1. A neural network generation method, comprising:

determining importance degree information corresponding to each channel group;

2. The method according to claim 1, wherein the determining the importance information corresponding to each channel group comprises:

3. The method of claim 2, wherein determining the importance information corresponding to each channel group based on the optimized gamma value corresponding to each channel comprises:

4. The method according to claim 2 or 3, wherein the constructing the loss function of the neural network to be trained by using the gamma values corresponding to the channels in each channel group comprises:

and constructing the loss function by using the number of channels in one channel group and the gamma value corresponding to the channel in each channel group.

5. The method according to any one of claims 1 to 4, wherein the rejecting at least one channel group in the neural network to be trained to obtain a target neural network based on the network size limitation information and the importance degree information of each channel group comprises:

acquiring network scale information corresponding to a channel group;

6. The method according to claim 5, wherein the rejecting at least one channel group in the neural network to be trained based on the network size limitation information, the network size information, and the importance degree information of each channel group comprises:

7. The method of claim 6, wherein said culling the target number of channel groups based on the importance information comprises:

8. The method according to any of claims 1 to 7, wherein the network size restriction information comprises at least one of:

9. An intelligent driving method, comprising:

acquiring a road image;

detecting the road image by using a target neural network generated by the neural network generation method of any one of claims 1 to 8 to obtain a target object;

10. A neural network generating apparatus, comprising:

and the channel removing module is used for removing at least one channel group in the neural network to be trained to obtain the target neural network based on the network scale limit information and the importance degree information of the channel group.

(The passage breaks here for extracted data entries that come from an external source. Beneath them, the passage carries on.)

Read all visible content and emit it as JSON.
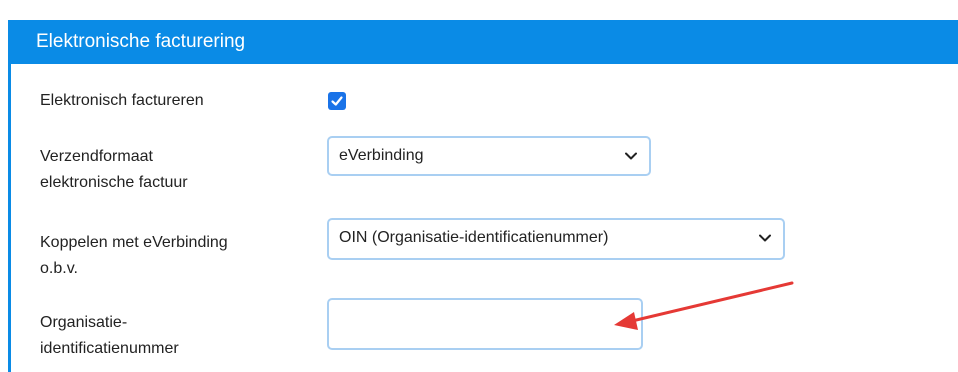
{
  "section": {
    "title": "Elektronische facturering"
  },
  "fields": {
    "e_invoice": {
      "label": "Elektronisch factureren",
      "checked": true
    },
    "send_format": {
      "label_line1": "Verzendformaat",
      "label_line2": "elektronische factuur",
      "value": "eVerbinding"
    },
    "link_by": {
      "label_line1": "Koppelen met eVerbinding",
      "label_line2": "o.b.v.",
      "value": "OIN (Organisatie-identificatienummer)"
    },
    "oin": {
      "label_line1": "Organisatie-",
      "label_line2": "identificatienummer",
      "value": ""
    }
  },
  "icons": {
    "checkbox": "check-icon",
    "dropdown": "chevron-down-icon",
    "annotation": "red-arrow"
  },
  "colors": {
    "header_bg": "#0a8be6",
    "checkbox_bg": "#1a73e8",
    "input_border": "#a9cff2",
    "annotation_arrow": "#e53935"
  }
}
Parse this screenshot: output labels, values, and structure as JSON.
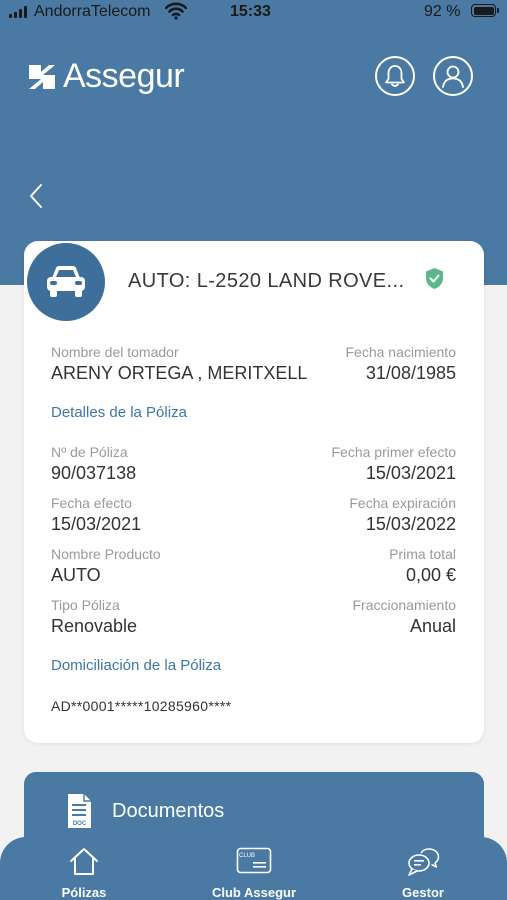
{
  "status": {
    "carrier": "AndorraTelecom",
    "time": "15:33",
    "battery": "92 %"
  },
  "header": {
    "logo_text": "Assegur"
  },
  "policy": {
    "title": "AUTO: L-2520 LAND ROVE...",
    "holder_label": "Nombre del tomador",
    "holder_value": "ARENY ORTEGA , MERITXELL",
    "birth_label": "Fecha nacimiento",
    "birth_value": "31/08/1985",
    "details_link": "Detalles de la Póliza",
    "number_label": "Nº de Póliza",
    "number_value": "90/037138",
    "first_effect_label": "Fecha primer efecto",
    "first_effect_value": "15/03/2021",
    "effect_label": "Fecha efecto",
    "effect_value": "15/03/2021",
    "expiry_label": "Fecha expiración",
    "expiry_value": "15/03/2022",
    "product_label": "Nombre Producto",
    "product_value": "AUTO",
    "premium_label": "Prima total",
    "premium_value": "0,00 €",
    "type_label": "Tipo Póliza",
    "type_value": "Renovable",
    "split_label": "Fraccionamiento",
    "split_value": "Anual",
    "domicile_link": "Domiciliación de la Póliza",
    "iban": "AD**0001*****10285960****"
  },
  "documents": {
    "label": "Documentos",
    "icon_text": "DOC"
  },
  "nav": [
    {
      "label": "Pólizas",
      "icon": "home-icon"
    },
    {
      "label": "Club Assegur",
      "icon": "club-card-icon",
      "icon_text": "CLUB"
    },
    {
      "label": "Gestor",
      "icon": "chat-bubbles-icon"
    }
  ],
  "colors": {
    "brand": "#4a79a3",
    "accent_link": "#3d77a8",
    "verified": "#5cb88a"
  }
}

11. An intelligent travel apparatus, characterized by comprising:

the acquisition module is used for acquiring a road image;

a detection module, configured to detect the road image by using a target neural network generated by the neural network generation method according to any one of claims 1 to 8, so as to obtain a target object;

12. An electronic device, comprising: a processor, a memory and a bus, the memory storing machine-readable instructions executable by the processor, the processor and the memory communicating over the bus when the electronic device is running, the machine-readable instructions, when executed by the processor, performing the steps of the neural network generating method of any one of claims 1 to 8, or performing the steps of the intelligent driving method of claim 9.

13. A computer-readable storage medium, characterized in that a computer program is stored thereon, which computer program, when being executed by a processor, performs the steps of the neural network generating method according to any one of claims 1 to 8, or performs the steps of the intelligent driving method according to claim 9.